Auch der britische Historiker David Irving hielt es kürzlich in Wien für geboten, eigene Aussagen im nachhinein als "irrig" zu bezeichnen, was die österreichische Justiz aber nicht von der Verhängung einer Haftstrafe abhielt. Immerhin geht es um Generalprävention: Nachahmungstäter sollen abgeschreckt werden. Jeder Geschichtsschreiber muß wissen, was ihn im Falle mißliebiger Aussagen erwartet. Auch Naturwissenschaftler haben sich zu beugen, sollen bei abweichenden Meinungen zumindest schweigen. Das "Offenkundige" scheint so schwach, daß es vor freier Diskussion geschützt werden muß. Ein fataler Eindruck, der den Zweifel nicht tötet, sondern schürt - nicht zuletzt durch öffentliche Prozesse. Je mehr die Staatsmacht auf Offenkundigkeit beharrt, desto häufiger wird gefragt, weshalb sie das nötig hat.

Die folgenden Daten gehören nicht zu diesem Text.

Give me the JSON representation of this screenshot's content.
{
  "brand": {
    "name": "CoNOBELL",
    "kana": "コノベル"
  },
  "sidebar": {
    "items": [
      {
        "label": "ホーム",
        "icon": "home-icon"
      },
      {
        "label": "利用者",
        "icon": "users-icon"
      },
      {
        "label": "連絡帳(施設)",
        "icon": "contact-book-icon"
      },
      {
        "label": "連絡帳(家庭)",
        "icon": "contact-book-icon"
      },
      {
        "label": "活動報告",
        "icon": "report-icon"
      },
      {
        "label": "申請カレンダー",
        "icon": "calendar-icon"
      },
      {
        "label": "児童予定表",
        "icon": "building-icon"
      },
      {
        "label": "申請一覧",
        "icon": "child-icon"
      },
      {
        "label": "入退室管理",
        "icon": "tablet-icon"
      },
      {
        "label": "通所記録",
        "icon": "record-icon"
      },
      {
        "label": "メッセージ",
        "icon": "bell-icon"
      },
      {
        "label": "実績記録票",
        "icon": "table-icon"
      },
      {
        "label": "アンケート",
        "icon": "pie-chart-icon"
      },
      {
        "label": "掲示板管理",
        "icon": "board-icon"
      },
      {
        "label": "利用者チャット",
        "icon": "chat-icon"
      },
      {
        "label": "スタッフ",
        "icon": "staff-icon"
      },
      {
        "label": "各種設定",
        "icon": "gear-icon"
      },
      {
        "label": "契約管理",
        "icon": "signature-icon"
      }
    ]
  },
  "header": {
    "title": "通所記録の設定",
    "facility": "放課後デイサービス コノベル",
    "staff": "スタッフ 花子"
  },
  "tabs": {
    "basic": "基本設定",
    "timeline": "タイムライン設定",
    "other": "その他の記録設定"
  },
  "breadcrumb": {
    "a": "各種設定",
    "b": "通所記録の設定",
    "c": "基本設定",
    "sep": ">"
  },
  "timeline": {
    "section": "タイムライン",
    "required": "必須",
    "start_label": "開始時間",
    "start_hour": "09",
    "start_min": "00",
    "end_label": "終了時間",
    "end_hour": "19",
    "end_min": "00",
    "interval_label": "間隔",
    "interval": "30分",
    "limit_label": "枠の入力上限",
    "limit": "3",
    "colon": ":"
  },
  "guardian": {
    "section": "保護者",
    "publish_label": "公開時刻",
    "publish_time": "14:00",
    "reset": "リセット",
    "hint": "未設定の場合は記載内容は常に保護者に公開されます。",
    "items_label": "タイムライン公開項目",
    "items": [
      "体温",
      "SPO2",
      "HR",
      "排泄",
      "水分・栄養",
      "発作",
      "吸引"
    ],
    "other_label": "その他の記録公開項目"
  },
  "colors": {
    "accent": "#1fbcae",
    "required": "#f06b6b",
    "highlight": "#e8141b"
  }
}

Roger Cohen, Kolumnist der "New York Times", fragte am 24. Februar 2006 im Berliner "Tagesspiegel" süffisant nach der demokratischen Vorbildfunktion des Westens, der seine Ängste nur noch durch das Strafgesetzbuch glaubt bewältigen zu können. Selbst Deborah Lipstadt, die einstige Prozeßgegnerin von David Irving, möchte diesen nicht länger im Gefängnis sehen, denn das werde sich im Laufe der Zeit kontraproduktiv auswirken. Auch der Zündel-Prozeß in Mannheim, der wohl im Oktober mit einem Urteil enden soll, hat bislang nicht den Eindruck erweckt, daß hierzulande die Meinungsfreiheit zu den höchsten Gütern zählt.

Konfliktgeladene Atmosphäre

"Normalerweise fördern und unterstützen Regierungen die Arbeit der Forscher über historische Ereignisse und stecken sie nicht ins Gefängnis", zitierte kürzlich der "Spiegel" den iranischen Staatspräsidenten Dr. Mahmud Ahmadinedschad. Der wundert sich, wie "konfliktgeladen" in Deutschland die Atmosphäre für Geschichtswissenschaftler sei. "Hier in Iran können sie unbesorgt sein." Ahmadinedschad fände es hinsichtlich der NS-Judenverfolgung sinnvoll, "wenn eine internationale und unparteiische Gruppe der Sache nachginge, um ein für alle Mal Klarheit zu schaffen".

Eine solche Gruppe könnte auch überprüfen, was von dem Rudolf-Gutachten zu halten ist. Bundesdeutsche Staatsanwälte und Landrichter sind weder Historiker noch Chemiker.